Extract template type from initializer list

Question

I have a problem with C++11 templated code. I have a template function

    template <typename T> 
    f(const std::vector<T>& v)
    {
      /* do something here*/
    };

When I invoke f(v), where v is declared as std::vector<some_type> v;, the program compiles just fine. However, if I pass an initializer list to f, say f({a,b,c}), where a, b, c are all of the same type, say some_type, I get a compile error: couldn't infer template argument 'T', so I have to manually specify the type when invoking f. That is, for example, f<int>({a,b,c}); compiles just fine when a, b and c are all ints.

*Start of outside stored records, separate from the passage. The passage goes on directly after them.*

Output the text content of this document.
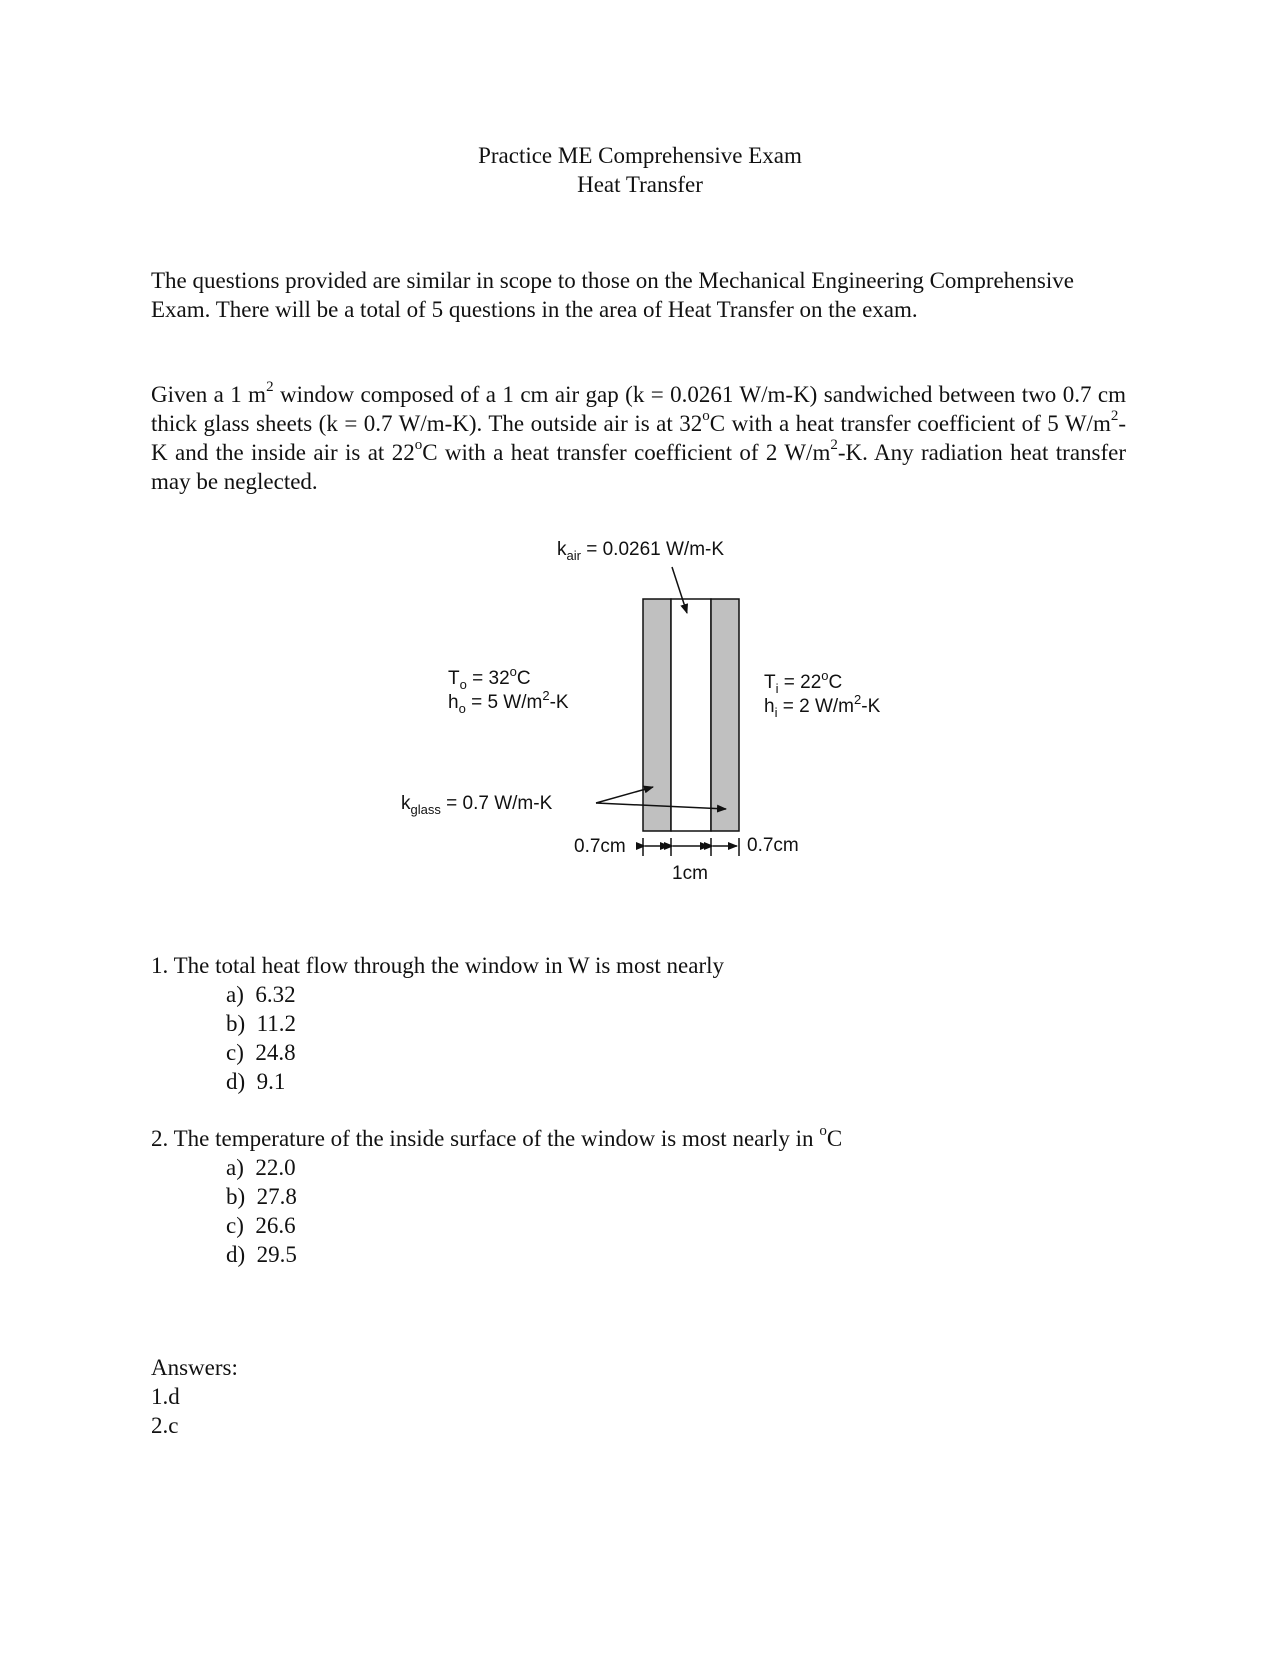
Practice ME Comprehensive Exam
Heat Transfer

The questions provided are similar in scope to those on the Mechanical Engineering Comprehensive Exam. There will be a total of 5 questions in the area of Heat Transfer on the exam.

Given a 1 $m^2$ window composed of a 1 cm air gap (k = 0.0261 W/m-K) sandwiched between two 0.7 cm thick glass sheets (k = 0.7 W/m-K). The outside air is at 32$^o$C with a heat transfer coefficient of 5 $W/m^2-K$ and the inside air is at 22$^o$C with a heat transfer coefficient of 2 $W/m^2-K$. Any radiation heat transfer may be neglected.

$k_{air} = 0.0261$ W/m-K
$T_o = 32^oC$
$h_o = 5$ $W/m^2-K$
$T_i = 22^oC$
$h_i = 2$ $W/m^2-K$
$k_{glass} = 0.7$ W/m-K
0.7cm	0.7cm
1cm
1. The total heat flow through the window in W is most nearly
a)  6.32
b)  11.2
c)  24.8
d)  9.1
2. The temperature of the inside surface of the window is most nearly in $^o$C
a)  22.0
b)  27.8
c)  26.6
d)  29.5
Answers:
1.d
2.c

Is there any way of inferring the template type T from a standard initializer list given that the function is defined as taking a parameter of std::vector<T>? Basically I just want to be able to invoke f({initializer_list}); without specifying the type of the elements of the initializer_list in angle brackets when invoking f.

Answer 1

You could just define

template<typename T>
void f(const std::initializer_list<T>& v) {
  f(std::vector<T>(v));
}

For this to work, the initializer_list has to be of some unambiguous type, so f({0, 1.41421, 2.71828, 3.14159 }) won't work, but f({0.0, 1.41421, 2.71828, 3.14159}) will.